Later, sailing on the boat, they talked about it further, and the more they talked about it, the more of a rea
lity it became, so that what had begun as a casual idea had been fleshed out with words until it had become a fact.
"It must look like an accident," Noelle said, "so that there will be no police investigation. The police in Athens are very clever."
"What if they should investigate?"
"They won't. The accident will not happen here."
"Where, then?"
"Ioannina." She leaned forward and began to talk. He listened to her as she elaborated on her plan, meeting every objection that he raised, improvising brilliantly. At the end when Noelle finished, Larry had to admit that the plan was flawless. They could really get away with it.
Paul Metaxas was nervous. The Greek pilot's usually jovial face was drawn and tense and he could feel a nervous tic pulling at the corner of his mouth. He had had no appointment with Constantin Demiris, and one did not simply barge in on the great man, but Metaxas had told the butler it was urgent, and now Paul Metaxas found himself standing in the enormous hallway of Demiris' villa, staring at him and stammering clumsily, "I--I am terribly sorry to bother you, Mr. Demiris." Metaxas surreptitiously wiped the sweaty palm of his hand against the leg of his flight uniform.
"Has something happened to one of the planes?"
"Oh, no, sir.
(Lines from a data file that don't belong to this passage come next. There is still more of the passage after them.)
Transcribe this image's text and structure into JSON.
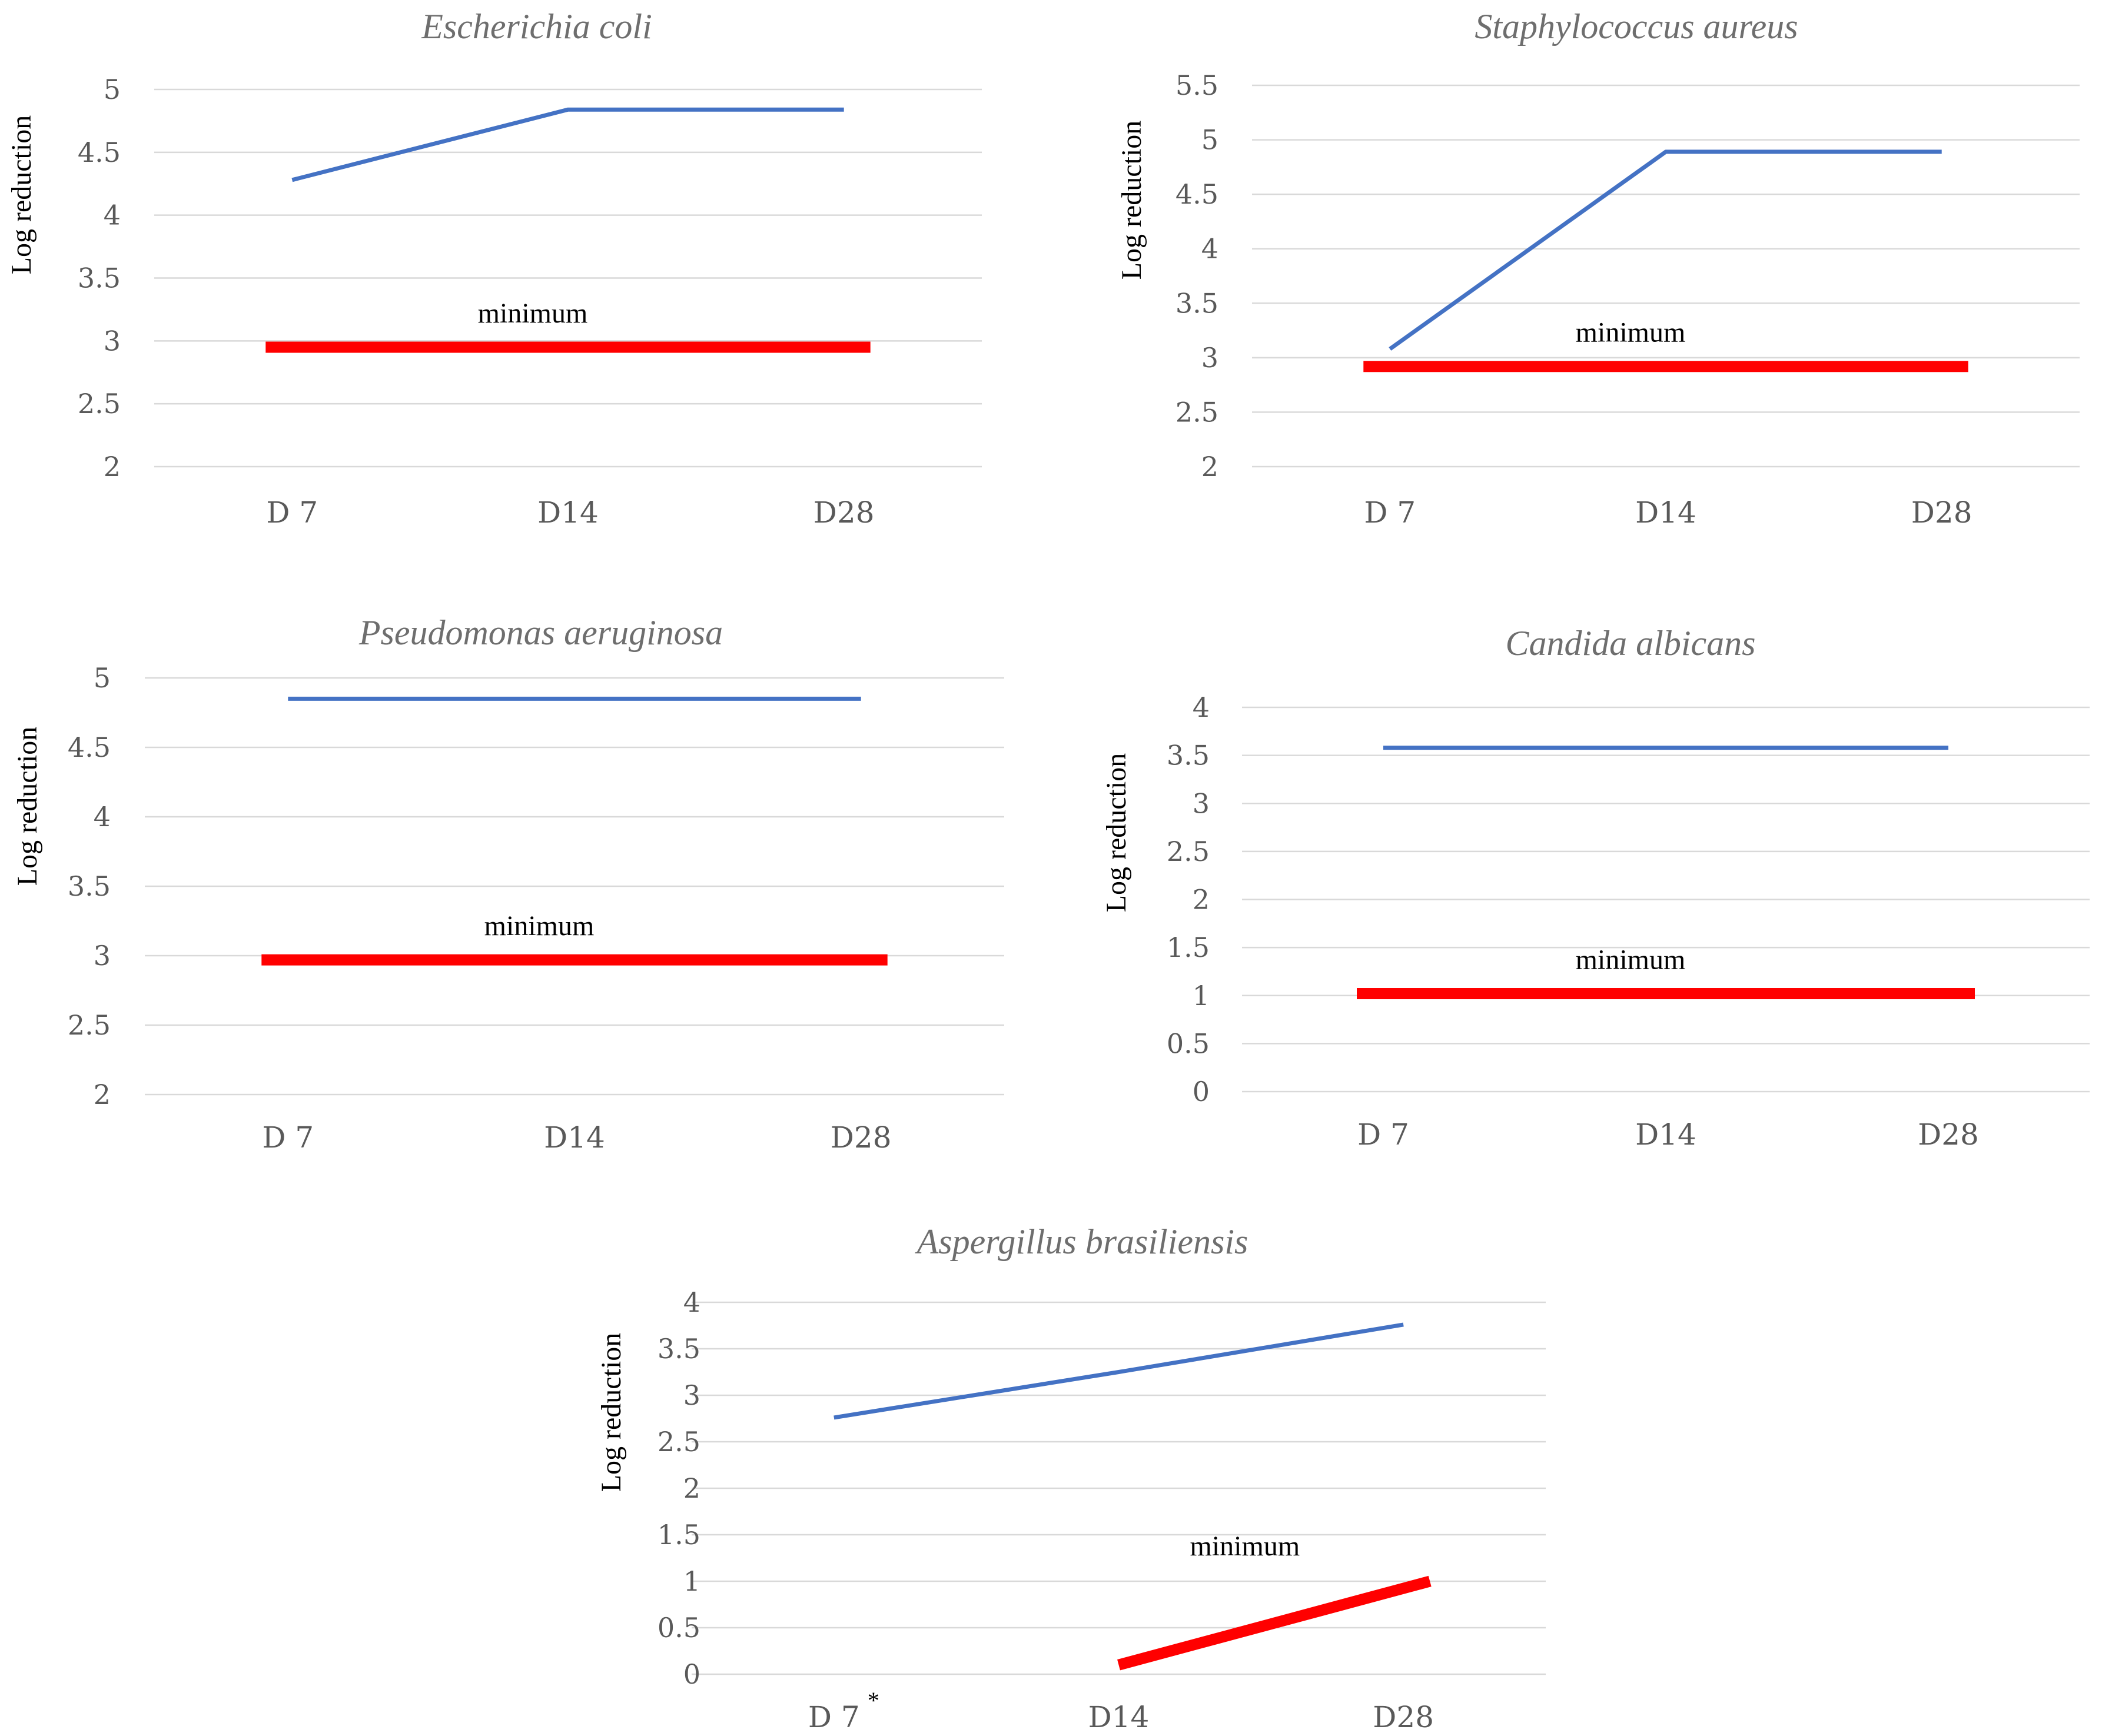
{
  "colors": {
    "series": "#4472c4",
    "minimum": "#ff0000",
    "grid": "#d9d9d9",
    "tick_text": "#595959",
    "title_text": "#6e6e6e"
  },
  "chart_data": [
    {
      "type": "line",
      "title": "Escherichia coli",
      "ylabel": "Log reduction",
      "categories": [
        "D 7",
        "D14",
        "D28"
      ],
      "ylim": [
        2,
        5
      ],
      "yticks": [
        "2",
        "2.5",
        "3",
        "3.5",
        "4",
        "4.5",
        "5"
      ],
      "grid": true,
      "series": [
        {
          "values": [
            4.28,
            4.84,
            4.84
          ]
        },
        {
          "name": "minimum",
          "values": [
            2.95,
            2.95,
            2.95
          ]
        }
      ]
    },
    {
      "type": "line",
      "title": "Staphylococcus aureus",
      "ylabel": "Log reduction",
      "categories": [
        "D 7",
        "D14",
        "D28"
      ],
      "ylim": [
        2,
        5.5
      ],
      "yticks": [
        "2",
        "2.5",
        "3",
        "3.5",
        "4",
        "4.5",
        "5",
        "5.5"
      ],
      "grid": true,
      "series": [
        {
          "values": [
            3.08,
            4.89,
            4.89
          ]
        },
        {
          "name": "minimum",
          "values": [
            2.92,
            2.92,
            2.92
          ]
        }
      ]
    },
    {
      "type": "line",
      "title": "Pseudomonas aeruginosa",
      "ylabel": "Log reduction",
      "categories": [
        "D 7",
        "D14",
        "D28"
      ],
      "ylim": [
        2,
        5
      ],
      "yticks": [
        "2",
        "2.5",
        "3",
        "3.5",
        "4",
        "4.5",
        "5"
      ],
      "grid": true,
      "series": [
        {
          "values": [
            4.85,
            4.85,
            4.85
          ]
        },
        {
          "name": "minimum",
          "values": [
            2.97,
            2.97,
            2.97
          ]
        }
      ]
    },
    {
      "type": "line",
      "title": "Candida albicans",
      "ylabel": "Log reduction",
      "categories": [
        "D 7",
        "D14",
        "D28"
      ],
      "ylim": [
        0,
        4
      ],
      "yticks": [
        "0",
        "0.5",
        "1",
        "1.5",
        "2",
        "2.5",
        "3",
        "3.5",
        "4"
      ],
      "grid": true,
      "series": [
        {
          "values": [
            3.58,
            3.58,
            3.58
          ]
        },
        {
          "name": "minimum",
          "values": [
            1.02,
            1.02,
            1.02
          ]
        }
      ]
    },
    {
      "type": "line",
      "title": "Aspergillus brasiliensis",
      "ylabel": "Log reduction",
      "categories": [
        "D 7",
        "D14",
        "D28"
      ],
      "category_note": "*",
      "ylim": [
        0,
        4
      ],
      "yticks": [
        "0",
        "0.5",
        "1",
        "1.5",
        "2",
        "2.5",
        "3",
        "3.5",
        "4"
      ],
      "grid": true,
      "series": [
        {
          "values": [
            2.76,
            3.25,
            3.76
          ]
        },
        {
          "name": "minimum",
          "values": [
            null,
            0.1,
            1.0
          ]
        }
      ]
    }
  ]
}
I--It's--it's a personal matter."
Demiris studied him without interest. He made it a policy never to get involved in the affairs of his underlings. He had secretaries to handle that kind of thing for him. He waited for Metaxas to go on.
Paul Metaxas was becoming more nervous by the second. He had spent a lot of sleepless nights before making the decision that had brought him here. What he was doing now was alien to his character and therefore distasteful, but he was a man of fierce loyalty, and his first allegiance was to Constantin Demiris.